Attorney gets 18-month license suspension

Mark Joseph Lavelle failed to prepare documents in one case, the court added.
COLUMBUS -- Youngstown lawyer Mark Joseph Lavelle was suspended from practicing law in Ohio for 18 months by the Ohio Supreme Court with 12 months of the suspension stayed if certain conditions are met.
The conditions are that a monitor be appointed by the Mahoning County Bar Association and that "Lavelle fully comply with any terms imposed by the monitor during the stayed portion of the suspension," the high court's decision read.
The high court found that Lavelle neglected to prepare documents for marriage dissolution for one client and neglected to properly supervise his staff with another client.
The second case reportedly resulted in the preparation of legal documents that included a false signature, improper notarizations, altered dates, and inclusion of a fictitious case number and court stamp in a document that had never been filed in court.
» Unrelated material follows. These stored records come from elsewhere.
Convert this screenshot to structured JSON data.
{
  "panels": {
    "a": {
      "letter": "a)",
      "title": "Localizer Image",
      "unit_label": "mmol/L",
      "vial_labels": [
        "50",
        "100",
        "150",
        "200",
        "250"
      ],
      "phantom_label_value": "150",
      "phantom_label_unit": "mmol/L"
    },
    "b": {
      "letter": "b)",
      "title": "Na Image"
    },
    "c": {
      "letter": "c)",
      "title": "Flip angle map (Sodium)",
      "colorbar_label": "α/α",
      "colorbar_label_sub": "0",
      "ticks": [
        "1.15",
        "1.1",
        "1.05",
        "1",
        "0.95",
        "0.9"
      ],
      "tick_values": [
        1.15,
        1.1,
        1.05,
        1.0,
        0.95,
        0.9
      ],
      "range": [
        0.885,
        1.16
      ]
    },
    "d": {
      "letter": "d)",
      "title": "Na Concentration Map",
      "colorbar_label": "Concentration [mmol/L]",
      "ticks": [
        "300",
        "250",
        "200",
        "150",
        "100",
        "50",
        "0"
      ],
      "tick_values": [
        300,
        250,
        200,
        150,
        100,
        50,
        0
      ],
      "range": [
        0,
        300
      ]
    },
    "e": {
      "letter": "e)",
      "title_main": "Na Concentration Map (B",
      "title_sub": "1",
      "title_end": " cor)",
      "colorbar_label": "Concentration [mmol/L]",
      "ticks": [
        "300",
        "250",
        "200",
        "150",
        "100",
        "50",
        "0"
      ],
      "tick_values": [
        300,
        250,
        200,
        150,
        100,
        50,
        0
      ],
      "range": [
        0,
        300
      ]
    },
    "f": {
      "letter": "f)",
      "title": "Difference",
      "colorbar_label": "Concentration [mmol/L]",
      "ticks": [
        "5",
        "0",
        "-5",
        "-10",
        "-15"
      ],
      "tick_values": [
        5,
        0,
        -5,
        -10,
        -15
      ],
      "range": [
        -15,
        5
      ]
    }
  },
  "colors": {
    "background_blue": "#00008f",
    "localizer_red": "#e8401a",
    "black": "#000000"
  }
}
"Whatever safeguards respondent may have established to ensure that his office functioned properly and professionally were clearly inadequate," the decision read. "He, at best, chose to remain oblivious to the improper actions of the persons he hired, thereby violating the trust that his clients and others placed in him and his office staff."
Other wrongdoing
The Supreme Court also found that Lavelle failed to respond to three written notices he received from the county bar association regarding the issues against him and violated a state bar association governance rule requiring attorneys to cooperate with disciplinary investigations.
"[Lavelle's] tardiness in responding to the grievance is inexcusable for a member of the legal profession," the decision read. "His lack of diligence and his blatant disregard of the deadlines set by the bar association for replying to the ... grievance showed a lack of respect for the grievance-investigation process and a lack of courtesy for his fellow bar members in Mahoning County."
The court also wrote that "a lawyer accused of misconduct by a client owes that client and any investigating authorities a complete and timely response. Anything less reflects poorly on our system of justice and the legal profession."